Q: What was the city like in Winsor's time?
A: In the early 1930s, when Winsor was in his 20s and writing his first about-town columns, Cleveland was rich and raucous. Carnegie Avenue was lined with speakeasies — Winsor called them "gilded gin palaces." ... Marijuana cigarettes were for sale in bistros on Bolivar Road in Greek Town.
Q: Did Cleveland have a large gay population then?
A: Yes. The boldest members lived openly in Lakeside Flats, a Bohemian neighborhood at the foot of East Ninth Street.
Q: Did Winsor have an expense account at The Cleveland Press?
A: No expense account. To finance his strenuous social life, he used someone else's money: cash and income from stocks that were gifts from his millionaire lover and patron, Leonard C. Hanna Jr., heir to an iron ore and shipping fortune.
Q: Why did Winsor's friend Cole Porter enjoy traveling to Cleveland?

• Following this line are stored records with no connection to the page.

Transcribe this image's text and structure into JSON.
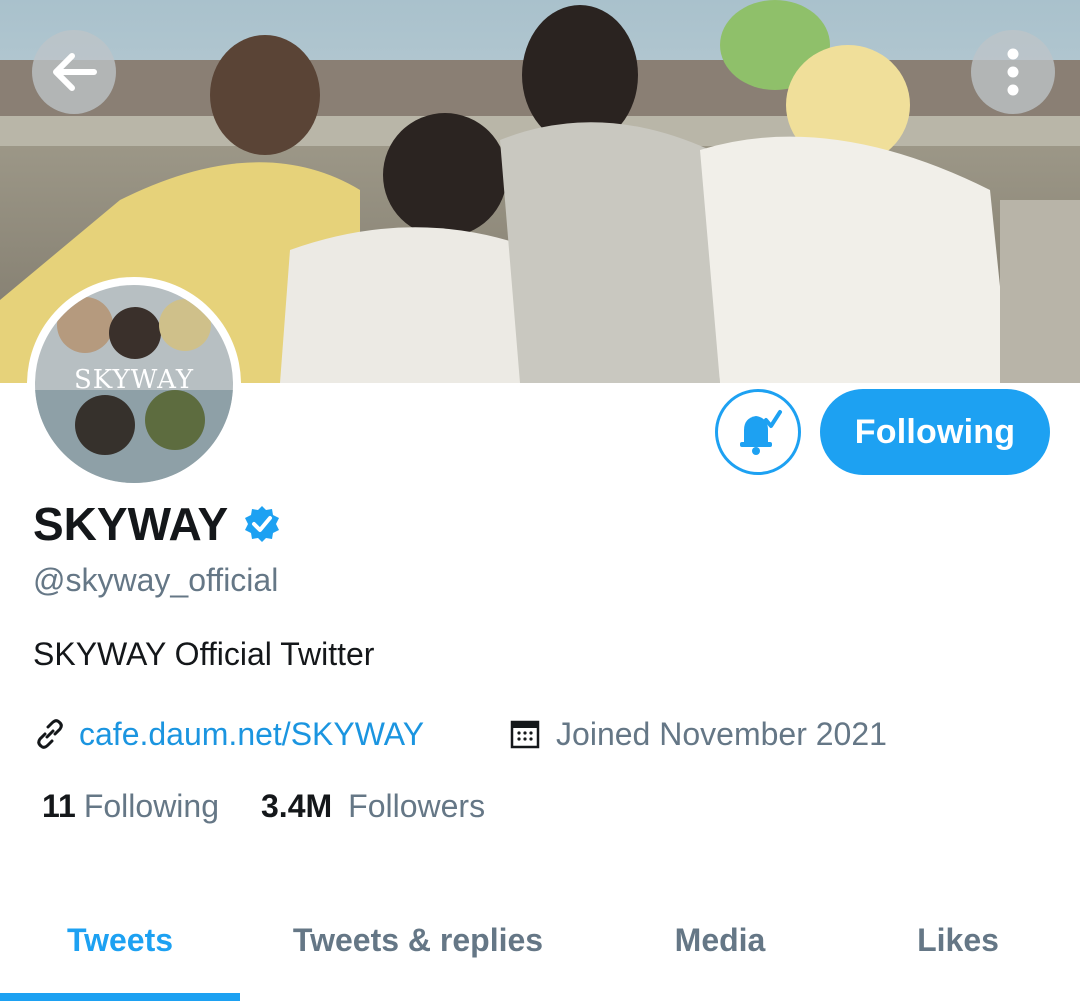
{
  "header": {
    "back_icon": "arrow-left-icon",
    "more_icon": "more-vertical-icon"
  },
  "profile": {
    "avatar_text": "SKYWAY",
    "display_name": "SKYWAY",
    "verified_icon": "verified-badge-icon",
    "handle": "@skyway_official",
    "bio": "SKYWAY Official Twitter",
    "link": "cafe.daum.net/SKYWAY",
    "link_icon": "link-icon",
    "joined": "Joined November 2021",
    "calendar_icon": "calendar-icon"
  },
  "actions": {
    "notification_icon": "bell-check-icon",
    "following_label": "Following"
  },
  "stats": {
    "following_count": "11",
    "following_label": "Following",
    "followers_count": "3.4M",
    "followers_label": "Followers"
  },
  "tabs": [
    {
      "label": "Tweets",
      "active": true
    },
    {
      "label": "Tweets & replies",
      "active": false
    },
    {
      "label": "Media",
      "active": false
    },
    {
      "label": "Likes",
      "active": false
    }
  ],
  "colors": {
    "accent": "#1da1f2",
    "link": "#1b95e0",
    "text_primary": "#14171a",
    "text_secondary": "#657786"
  }
}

A: Porter met Leonard Hanna at Yale. ... Both were hard-drinking, amusing men who preferred the company of other men. Porter loved Hanna's estate in Mentor. During the day, he composed or polished songs for his musical shows. At night, Hanna entertained Porter downtown. ... Winsor would join them.
Q: It seemed like Prohibition had little impact.
A: It didn't keep anyone from buying or drinking liquor. Enforcement was a farce. Winsor thought the decline of Cleveland's nightlife began with the repeal of Prohibition.